悪魔の力が弱まる昼間に行動したというのに、
ここまで強力な個体が出てくるのか。
やはり、最初に接近を確認した時点で、
無理にでも強力な罠を仕掛けておくべきだった。
後悔が生じるがもう遅い。
どの道、いずれはこうなる運命だった。
この先より強い悪魔が出るのは必須なのだから。
大蛇は未だ油断なく私の周りを回っている。
獲物に動く力がないか確認するため、一頭が首を伸ばす。
それが体に辿り着く前に、私は死んだ。
大蛇は私を食べ始めた。
―――
獲物を平らげていると、その体からポロリと何やら鈍く光る玉がこぼれ落ちた。
我々はいつも通りそれを三等分にしようと試みたが、落としても、噛み砕こうとも、押し潰そうとも、一向に割れる気配がない。
仕方がないので我が頂こうとしたら、兄弟から非難の声を浴びた。
ならばどうすると問えば、やはり仕方がないから一頭に絞ろうとなった。
どうやって決めるか。
弟が駄々を捏ねた。一番痛い思いをしたから自分だと。
兄は首を振った。トドメを刺したのは自分だと。
我は異議を唱えた。獲物を引きつけたのは自分だと。
兄と我が言い争いになった。
兄は言う、弟は実際に痛い思いをしたからまだ良いが、お前は引きつけただけで、怪我はなかったではないか。
我も言う、兄こそ美味しいところを持って行っただけで、弟はまだ分かるが、我よりは狩に貢献してないではないか。

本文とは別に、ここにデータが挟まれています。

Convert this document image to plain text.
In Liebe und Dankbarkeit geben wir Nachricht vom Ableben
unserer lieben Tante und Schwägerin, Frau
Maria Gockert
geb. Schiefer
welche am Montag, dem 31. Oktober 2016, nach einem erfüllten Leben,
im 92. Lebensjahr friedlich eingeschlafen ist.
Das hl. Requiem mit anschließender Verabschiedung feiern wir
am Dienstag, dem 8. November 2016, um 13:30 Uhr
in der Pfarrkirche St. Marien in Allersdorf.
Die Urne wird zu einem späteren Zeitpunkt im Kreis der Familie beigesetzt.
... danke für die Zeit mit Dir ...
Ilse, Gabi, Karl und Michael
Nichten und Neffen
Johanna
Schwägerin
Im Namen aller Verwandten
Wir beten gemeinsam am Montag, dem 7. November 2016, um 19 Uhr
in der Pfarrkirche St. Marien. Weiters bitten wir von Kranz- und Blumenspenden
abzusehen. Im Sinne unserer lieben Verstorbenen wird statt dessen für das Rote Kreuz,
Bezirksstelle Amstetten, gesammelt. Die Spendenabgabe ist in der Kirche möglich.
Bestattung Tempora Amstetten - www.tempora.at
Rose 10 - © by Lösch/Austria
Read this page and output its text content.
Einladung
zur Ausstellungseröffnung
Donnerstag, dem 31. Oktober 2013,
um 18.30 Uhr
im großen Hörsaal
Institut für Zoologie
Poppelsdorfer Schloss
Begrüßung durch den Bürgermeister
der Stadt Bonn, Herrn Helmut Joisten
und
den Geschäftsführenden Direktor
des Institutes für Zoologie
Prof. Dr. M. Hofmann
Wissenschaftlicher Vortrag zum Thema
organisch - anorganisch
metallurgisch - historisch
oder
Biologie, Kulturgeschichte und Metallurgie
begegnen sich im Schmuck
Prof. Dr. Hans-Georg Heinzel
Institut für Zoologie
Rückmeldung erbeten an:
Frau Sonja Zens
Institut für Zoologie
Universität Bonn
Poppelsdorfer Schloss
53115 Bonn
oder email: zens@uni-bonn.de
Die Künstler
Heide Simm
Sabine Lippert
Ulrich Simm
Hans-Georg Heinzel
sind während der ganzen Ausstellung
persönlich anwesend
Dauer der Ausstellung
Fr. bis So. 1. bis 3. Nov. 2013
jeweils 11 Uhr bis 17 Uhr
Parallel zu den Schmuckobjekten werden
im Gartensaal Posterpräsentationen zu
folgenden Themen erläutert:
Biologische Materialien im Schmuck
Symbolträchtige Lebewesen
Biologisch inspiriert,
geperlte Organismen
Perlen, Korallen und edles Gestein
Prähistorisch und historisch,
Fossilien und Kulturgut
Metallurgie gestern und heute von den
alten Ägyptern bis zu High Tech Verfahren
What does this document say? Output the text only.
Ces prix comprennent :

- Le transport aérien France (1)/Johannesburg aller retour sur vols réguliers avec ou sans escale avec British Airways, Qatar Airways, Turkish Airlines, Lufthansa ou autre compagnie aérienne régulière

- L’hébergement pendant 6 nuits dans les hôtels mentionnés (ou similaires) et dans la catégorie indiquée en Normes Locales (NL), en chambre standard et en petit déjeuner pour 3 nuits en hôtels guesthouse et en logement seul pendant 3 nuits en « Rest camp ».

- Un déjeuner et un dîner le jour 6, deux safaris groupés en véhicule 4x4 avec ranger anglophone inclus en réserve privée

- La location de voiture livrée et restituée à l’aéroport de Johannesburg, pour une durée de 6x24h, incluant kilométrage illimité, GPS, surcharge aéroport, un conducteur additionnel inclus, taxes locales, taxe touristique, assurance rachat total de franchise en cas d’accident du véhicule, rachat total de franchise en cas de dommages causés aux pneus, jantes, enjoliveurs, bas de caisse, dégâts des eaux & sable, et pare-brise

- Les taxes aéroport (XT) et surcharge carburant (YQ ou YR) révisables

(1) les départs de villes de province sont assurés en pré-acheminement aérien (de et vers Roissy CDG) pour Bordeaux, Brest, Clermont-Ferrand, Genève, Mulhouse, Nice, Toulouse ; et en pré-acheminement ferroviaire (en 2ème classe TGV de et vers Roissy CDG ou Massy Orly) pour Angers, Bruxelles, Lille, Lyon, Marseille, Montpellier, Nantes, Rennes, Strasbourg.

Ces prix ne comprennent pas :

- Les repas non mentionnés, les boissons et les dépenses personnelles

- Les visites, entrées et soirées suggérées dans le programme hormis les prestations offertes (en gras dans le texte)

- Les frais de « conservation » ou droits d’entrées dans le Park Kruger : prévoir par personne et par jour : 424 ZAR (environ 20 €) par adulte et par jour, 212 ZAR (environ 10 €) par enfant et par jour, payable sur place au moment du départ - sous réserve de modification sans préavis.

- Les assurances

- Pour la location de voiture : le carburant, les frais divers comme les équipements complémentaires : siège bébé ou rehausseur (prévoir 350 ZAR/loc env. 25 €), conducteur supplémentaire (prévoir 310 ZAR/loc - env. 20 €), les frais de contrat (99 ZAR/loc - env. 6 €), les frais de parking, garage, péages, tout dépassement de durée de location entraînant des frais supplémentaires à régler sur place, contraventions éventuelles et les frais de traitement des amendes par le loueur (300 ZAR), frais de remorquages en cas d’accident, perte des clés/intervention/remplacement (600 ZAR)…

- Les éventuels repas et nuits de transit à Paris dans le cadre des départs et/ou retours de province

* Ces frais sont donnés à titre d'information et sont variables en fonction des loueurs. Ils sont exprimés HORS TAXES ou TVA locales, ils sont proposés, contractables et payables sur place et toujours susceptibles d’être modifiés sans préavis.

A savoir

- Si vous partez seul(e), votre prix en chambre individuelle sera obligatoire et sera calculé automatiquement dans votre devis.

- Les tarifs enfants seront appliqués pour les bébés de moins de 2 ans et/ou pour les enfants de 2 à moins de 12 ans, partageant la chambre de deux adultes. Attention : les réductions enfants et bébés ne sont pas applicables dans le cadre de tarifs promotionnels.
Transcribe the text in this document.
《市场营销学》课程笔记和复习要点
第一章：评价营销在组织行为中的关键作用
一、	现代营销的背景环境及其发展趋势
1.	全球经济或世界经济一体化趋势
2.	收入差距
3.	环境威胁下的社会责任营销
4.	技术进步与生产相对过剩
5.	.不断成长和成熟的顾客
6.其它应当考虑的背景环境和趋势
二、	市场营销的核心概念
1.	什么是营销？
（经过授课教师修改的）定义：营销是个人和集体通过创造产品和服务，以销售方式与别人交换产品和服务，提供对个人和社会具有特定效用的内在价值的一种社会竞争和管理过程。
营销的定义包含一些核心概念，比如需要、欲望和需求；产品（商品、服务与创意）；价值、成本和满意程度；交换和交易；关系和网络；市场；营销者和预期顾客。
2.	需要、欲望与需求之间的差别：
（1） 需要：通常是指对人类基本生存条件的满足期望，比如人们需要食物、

その内、争いは白熱し、我々は弟がこっそり玉を頂いたことに気づかなかった。
やがて玉がなくなったことに気がつき、我々は肩を落として巣に帰ることにした。
帰り道、弟が首が痛いと言い出した。
聞けば、あの玉を飲み込んでしまったと言う。
変な部分に引っ掛かったかと口を開けさせて覗いてみれば、あの女が裸で喉に入っていた。
―――
"復活の導玉"。
精霊が人間と異なる点は様々あるが、
最も大きく、決定的な違いはそれである。
精霊は復活の導玉と呼ばれる核を破壊されない限り、死ぬことは無い。
悪魔が倒してもいずれは復活するように、
精霊も近くにあるエネルギーを吸って復活できる。
それでも完全な不死の力では無いが、精霊の強さの所以である。
「この旅で、復活はこれが初めてだな……」
私は傷を癒しながら、一人呟いた。
後ろでは大蛇の死骸が燃えている。
予想よりは奥まで来れたが、ここからは更に気を引き締めていかねばならない。
だいぶ時間を使ってしまった。
この魔法の炎は雨の中でも弱まることなく燃えるが、死骸の処理にはやはり時間がかかる。
同じ場所に長時間居続けるほど、悪魔が集まる可能性も高くなる。
「……あぁ」
やはりと言うべきか、悪魔が集まり出していた。
私は立ち上がって戦いの準備を始める。
傷は癒えきっていないが仕方がない。
もうひと踏ん張りだ。
その日の夜。
戦いを終え、安全地帯を確保し、休息を取る前に。
ふとした不安に駆られ、夜空を見上げていると。
流れ星がキラリと、北に向かって一筋流れた。
そこで私は思い出す、これが最後の使命なのだと。
これを終えれば自由の身。
人間のために、あと少し頑張れば、外の世界へ行けるのだ。
魔城を落とし、人間を悪魔から救う。
そして、胸を張って200年の使命を終える。
私は自分の覚悟を確かめつつ、浅い眠りについた。